Division Bench set aside the judgment and order passed by the learned Single Judge holding or observing that though Abdul Rashid Rather was

granted the benefit and the learned Single Judge ordered extension of those benefits to the writ Petitioners, they were not entitled because the case

of Abdul Rashid Rather was different. Even before us, nothing special or extraordinary fact or circumstance was shown to distinguish the case of

Abdul Rashid Rather and of the present Appellants. In our opinion, therefore, the learned Single Judge was wholly justified in allowing the writ

petition and the Division Bench ought not to have interfered with the said decision.

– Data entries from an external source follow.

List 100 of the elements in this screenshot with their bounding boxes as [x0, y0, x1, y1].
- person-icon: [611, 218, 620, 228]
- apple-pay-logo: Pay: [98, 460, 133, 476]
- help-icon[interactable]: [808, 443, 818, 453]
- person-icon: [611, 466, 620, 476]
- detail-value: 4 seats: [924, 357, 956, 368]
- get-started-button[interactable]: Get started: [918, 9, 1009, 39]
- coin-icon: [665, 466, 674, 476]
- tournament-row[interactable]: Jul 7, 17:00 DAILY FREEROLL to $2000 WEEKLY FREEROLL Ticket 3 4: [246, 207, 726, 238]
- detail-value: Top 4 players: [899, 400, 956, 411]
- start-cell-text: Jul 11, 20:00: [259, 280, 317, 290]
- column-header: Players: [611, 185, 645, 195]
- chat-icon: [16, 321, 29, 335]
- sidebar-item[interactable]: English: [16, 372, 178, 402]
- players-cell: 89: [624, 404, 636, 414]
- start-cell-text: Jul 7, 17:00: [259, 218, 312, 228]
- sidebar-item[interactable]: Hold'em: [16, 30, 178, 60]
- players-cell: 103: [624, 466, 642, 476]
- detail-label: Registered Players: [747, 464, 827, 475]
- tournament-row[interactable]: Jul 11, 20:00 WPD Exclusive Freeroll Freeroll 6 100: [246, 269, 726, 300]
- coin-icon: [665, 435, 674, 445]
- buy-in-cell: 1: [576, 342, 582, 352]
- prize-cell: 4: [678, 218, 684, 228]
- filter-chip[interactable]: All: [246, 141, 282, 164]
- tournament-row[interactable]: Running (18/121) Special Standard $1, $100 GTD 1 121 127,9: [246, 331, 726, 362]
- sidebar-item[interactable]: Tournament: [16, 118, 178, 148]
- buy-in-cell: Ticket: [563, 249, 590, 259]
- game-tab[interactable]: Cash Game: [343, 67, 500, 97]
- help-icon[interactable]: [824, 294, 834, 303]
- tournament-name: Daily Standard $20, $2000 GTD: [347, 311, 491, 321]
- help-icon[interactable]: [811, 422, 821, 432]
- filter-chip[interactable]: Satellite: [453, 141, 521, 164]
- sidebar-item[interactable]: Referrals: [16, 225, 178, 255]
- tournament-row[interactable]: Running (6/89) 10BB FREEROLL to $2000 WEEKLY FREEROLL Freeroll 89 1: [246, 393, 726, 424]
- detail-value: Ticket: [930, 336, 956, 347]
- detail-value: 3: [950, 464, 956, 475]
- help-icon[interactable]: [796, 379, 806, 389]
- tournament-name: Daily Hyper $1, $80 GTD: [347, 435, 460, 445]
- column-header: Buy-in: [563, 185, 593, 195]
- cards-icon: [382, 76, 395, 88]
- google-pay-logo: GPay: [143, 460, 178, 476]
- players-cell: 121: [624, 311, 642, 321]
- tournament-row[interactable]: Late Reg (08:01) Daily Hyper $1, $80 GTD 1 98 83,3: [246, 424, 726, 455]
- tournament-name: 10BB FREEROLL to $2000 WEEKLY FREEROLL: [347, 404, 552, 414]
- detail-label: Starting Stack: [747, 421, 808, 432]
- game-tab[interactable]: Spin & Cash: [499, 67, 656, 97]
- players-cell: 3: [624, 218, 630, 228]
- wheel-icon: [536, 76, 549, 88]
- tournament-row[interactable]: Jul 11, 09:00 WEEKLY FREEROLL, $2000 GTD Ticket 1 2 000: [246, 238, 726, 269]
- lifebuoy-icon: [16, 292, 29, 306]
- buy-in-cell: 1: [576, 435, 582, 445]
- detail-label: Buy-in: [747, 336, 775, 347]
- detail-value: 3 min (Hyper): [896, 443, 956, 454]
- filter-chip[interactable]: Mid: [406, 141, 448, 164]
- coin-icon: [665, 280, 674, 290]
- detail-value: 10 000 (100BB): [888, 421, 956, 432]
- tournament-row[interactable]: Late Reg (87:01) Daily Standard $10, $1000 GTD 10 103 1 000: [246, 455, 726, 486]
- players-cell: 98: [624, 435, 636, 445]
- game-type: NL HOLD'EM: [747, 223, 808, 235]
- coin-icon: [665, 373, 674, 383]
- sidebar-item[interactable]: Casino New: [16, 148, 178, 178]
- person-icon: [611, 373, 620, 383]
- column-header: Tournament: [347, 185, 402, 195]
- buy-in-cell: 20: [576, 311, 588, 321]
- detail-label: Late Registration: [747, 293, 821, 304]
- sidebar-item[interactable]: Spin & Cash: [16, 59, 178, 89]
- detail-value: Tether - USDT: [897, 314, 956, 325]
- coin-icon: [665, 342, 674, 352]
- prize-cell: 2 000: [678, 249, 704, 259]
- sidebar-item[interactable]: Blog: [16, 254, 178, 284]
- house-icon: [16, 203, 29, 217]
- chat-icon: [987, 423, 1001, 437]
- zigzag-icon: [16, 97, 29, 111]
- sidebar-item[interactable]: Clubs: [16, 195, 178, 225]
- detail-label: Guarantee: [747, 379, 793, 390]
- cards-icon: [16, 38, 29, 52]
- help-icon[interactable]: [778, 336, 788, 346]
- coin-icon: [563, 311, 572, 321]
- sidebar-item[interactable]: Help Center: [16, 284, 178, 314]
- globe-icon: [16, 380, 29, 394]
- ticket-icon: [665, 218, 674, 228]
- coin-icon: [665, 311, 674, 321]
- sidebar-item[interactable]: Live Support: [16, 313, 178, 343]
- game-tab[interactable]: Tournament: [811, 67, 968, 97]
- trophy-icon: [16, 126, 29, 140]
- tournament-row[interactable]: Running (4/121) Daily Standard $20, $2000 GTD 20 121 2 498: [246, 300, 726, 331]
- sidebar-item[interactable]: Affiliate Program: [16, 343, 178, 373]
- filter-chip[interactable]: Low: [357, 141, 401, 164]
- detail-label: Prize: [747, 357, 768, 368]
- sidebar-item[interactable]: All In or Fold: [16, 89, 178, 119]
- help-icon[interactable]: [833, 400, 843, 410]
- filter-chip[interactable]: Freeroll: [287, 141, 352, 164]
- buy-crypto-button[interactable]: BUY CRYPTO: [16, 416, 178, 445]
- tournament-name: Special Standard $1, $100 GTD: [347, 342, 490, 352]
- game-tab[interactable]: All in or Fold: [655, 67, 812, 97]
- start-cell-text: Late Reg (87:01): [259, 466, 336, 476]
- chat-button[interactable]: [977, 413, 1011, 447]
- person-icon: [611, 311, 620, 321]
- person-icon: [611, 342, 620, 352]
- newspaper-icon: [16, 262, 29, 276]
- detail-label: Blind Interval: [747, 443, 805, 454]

23. In fairness and in view of the fact that the decision in Abdul Rashid Rather had attained finality, the State authorities ought to have gracefully

accepted the decision by granting similar benefits to the present writ Petitioners. It, however, challenged the order passed by the Single Judge. The

Division Bench of the High Court ought to have dismissed the letters patent appeal by affirming the order of the Single Judge. The letters patent

appeal, however, was allowed by the Division Bench and the judgment and order of the learned Single Judge was set aside. In our considered

view, the order passed by the learned Single Judge was legal, proper and in furtherance of justice, equity and fairness in action. The said order,

therefore, deserves to be restored.

The said judgment of the Hon''ble Supreme Court was followed by the Division Bench of this Court in W.A.(MD) Nos. 64, 111 to 126 of 2007

judgment dated 14.11.2008

11. The Petitioner''s service is from 01.02.1982 is certified by the Forest Ranger, Bagayam. Applying the said principle to the facts of this case,

and in the light of the statutory provision contained in Rule 11(2) of the Tamil Nadu Pension Rules, 1978, and in view of the fact that the Petitioner

having been initially appointed on 01.02.1982 and continued to serve in the department without any break-in-service, and was paid salary on

monthly basis and he having absorbed in regular service from 14.07.2004, and applying G.O(D) No. 332, Environment and Forest Department

dated 19.11.2008, granting similar benefit to a similarly placed forest watcher, I hold that the Petitioner is entitled to get his 50% of the services,

from 01.02.1982 till the date of his regularization on 14.07.2004, counted as pensionable service for the purpose of calculation of pension. The

Government Order issued in G.O. Ms. No. 430, Finance (Pension) Department, dated 06.08.2004 cannot be applied to the Petitioner as he was

continuously employed from 01.02.1982 to 30.09.2009 i.e., prior to 01.04.2003. The Petitioner''s claim shall be considered as per the

Government Letter dated 13.10.2009.

12. Hence, the writ petition is disposed of with a direction to the first Respondent to pass orders in the representation of the Petitioner dated

01.02.2011, in the light of the above findings within a period of three months from the date of receipt of a copy of this order. Connected

miscellaneous petitions is closed. However, no order as to costs.